It was a wee bit windy last night and this morning, though the blustery weather has mainly blown over now. However, the usual transport disruption has occured. Ferries to most of the islands have been disrupted, either cancelled or delayed. Here's the Calmac online ferry status as of early this afternoon:
And, of course, there have been problems on the EXPOSED Forth Road Bridge as per usual, and it's been closed to traffic. Initially, to all vehicles bar cars, and eventually to all vehicles. From the BBC news website today:
I really hate to point this out to the powers that be, but we have this thing called "Winter" where it gets a bit breezy. January is a particularly bad time. Three years ago the Outer Hebrides took the brunt of a hurricane-force storm. Lives were lost, and damage occured to the EXPOSED causeways. And widespread weather-related transport disruption is not uncommon, even in mainland Scotland, in the "winter".
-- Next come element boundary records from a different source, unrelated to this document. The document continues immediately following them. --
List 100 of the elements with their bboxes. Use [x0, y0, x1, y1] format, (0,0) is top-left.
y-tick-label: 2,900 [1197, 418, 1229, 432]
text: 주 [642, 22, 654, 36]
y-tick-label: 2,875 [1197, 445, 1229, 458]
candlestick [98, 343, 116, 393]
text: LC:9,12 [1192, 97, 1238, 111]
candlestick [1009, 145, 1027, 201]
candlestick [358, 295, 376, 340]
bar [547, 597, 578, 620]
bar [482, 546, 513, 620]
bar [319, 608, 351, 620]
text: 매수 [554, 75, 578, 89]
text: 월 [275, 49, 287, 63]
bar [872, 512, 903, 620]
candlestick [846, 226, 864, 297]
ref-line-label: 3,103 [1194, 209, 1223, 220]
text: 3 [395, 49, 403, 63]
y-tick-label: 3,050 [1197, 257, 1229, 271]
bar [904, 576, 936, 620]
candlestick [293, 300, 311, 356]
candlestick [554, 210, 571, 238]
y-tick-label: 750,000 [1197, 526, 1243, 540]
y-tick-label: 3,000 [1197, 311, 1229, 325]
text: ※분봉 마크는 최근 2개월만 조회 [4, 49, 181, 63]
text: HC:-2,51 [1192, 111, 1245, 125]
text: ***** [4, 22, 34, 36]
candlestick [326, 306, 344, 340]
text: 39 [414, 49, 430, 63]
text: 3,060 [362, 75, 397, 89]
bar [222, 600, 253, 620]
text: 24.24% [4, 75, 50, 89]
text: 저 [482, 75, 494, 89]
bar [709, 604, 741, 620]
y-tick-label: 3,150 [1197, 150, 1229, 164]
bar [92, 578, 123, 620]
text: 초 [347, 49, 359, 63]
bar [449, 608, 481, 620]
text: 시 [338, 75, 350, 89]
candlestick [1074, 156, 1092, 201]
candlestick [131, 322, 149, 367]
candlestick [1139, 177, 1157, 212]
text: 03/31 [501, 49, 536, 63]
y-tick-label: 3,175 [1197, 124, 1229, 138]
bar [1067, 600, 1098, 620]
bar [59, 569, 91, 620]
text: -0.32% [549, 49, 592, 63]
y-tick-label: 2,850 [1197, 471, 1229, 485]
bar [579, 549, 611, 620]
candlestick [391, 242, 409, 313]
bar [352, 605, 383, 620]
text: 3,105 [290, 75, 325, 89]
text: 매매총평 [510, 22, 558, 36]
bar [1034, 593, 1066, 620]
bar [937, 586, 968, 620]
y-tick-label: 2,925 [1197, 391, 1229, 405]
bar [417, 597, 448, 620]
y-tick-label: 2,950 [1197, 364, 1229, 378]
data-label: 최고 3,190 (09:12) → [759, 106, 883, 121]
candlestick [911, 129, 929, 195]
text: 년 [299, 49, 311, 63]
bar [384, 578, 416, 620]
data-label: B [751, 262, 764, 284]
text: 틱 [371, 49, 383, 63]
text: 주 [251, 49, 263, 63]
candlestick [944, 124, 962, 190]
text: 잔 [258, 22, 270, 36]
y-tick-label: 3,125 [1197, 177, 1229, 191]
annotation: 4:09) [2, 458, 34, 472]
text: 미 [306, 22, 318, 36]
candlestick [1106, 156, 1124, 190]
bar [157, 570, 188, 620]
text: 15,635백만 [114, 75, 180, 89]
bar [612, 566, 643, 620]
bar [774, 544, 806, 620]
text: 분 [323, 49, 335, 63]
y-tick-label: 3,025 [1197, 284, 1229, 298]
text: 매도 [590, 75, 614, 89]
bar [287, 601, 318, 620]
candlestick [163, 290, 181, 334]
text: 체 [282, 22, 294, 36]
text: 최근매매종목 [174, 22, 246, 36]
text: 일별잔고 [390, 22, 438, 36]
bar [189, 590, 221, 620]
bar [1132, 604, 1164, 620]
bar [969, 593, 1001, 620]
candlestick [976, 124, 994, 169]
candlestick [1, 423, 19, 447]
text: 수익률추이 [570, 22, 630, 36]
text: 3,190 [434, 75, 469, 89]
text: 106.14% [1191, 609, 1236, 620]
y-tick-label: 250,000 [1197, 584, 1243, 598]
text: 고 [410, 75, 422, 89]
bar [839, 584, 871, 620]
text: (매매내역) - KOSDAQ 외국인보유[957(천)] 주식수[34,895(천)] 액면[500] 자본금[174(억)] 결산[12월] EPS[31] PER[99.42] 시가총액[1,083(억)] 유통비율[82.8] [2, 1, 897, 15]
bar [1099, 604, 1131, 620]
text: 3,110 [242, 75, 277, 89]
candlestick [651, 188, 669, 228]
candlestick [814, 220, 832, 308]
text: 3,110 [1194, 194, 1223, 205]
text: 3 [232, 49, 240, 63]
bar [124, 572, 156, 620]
It's all the more disappointing, therefore, that the Scottish Executive decided, with some dubious reasoning and more than a hint of behind-the-scenes lobbying by special interest groups, to replace the Forth Road bridge with another bridge (last century technology), rather than go for the much cheaper, more reliable and weather-proof option of a tunnel. If the predictions of an increase in volatile weather (climate change et al) prove true, then there will be more days per year when the current bridge and its replacement (4.2 billion pounds cost at the moment, inevitably to rise) will be closed. As has happened before [here][here][here][here][here][here][here][here][and here].
The replacement should have been a tunnel. Bad weather in Norway = so what? Progressive, forward-looking major cities such as Sydney and Stockholm go for the tunnel option, rather than the bridge option (also, incidentally, building their weatherproof option at a fraction of the cost of the replacement Forth road bridge).
Anyway, it's a good thing that the same numpty's who made this decision aren't in charge of determining the materials to be used in the bridge, as they'd probably choose something like cheese or whatever the most aggressive lobbying group wanted.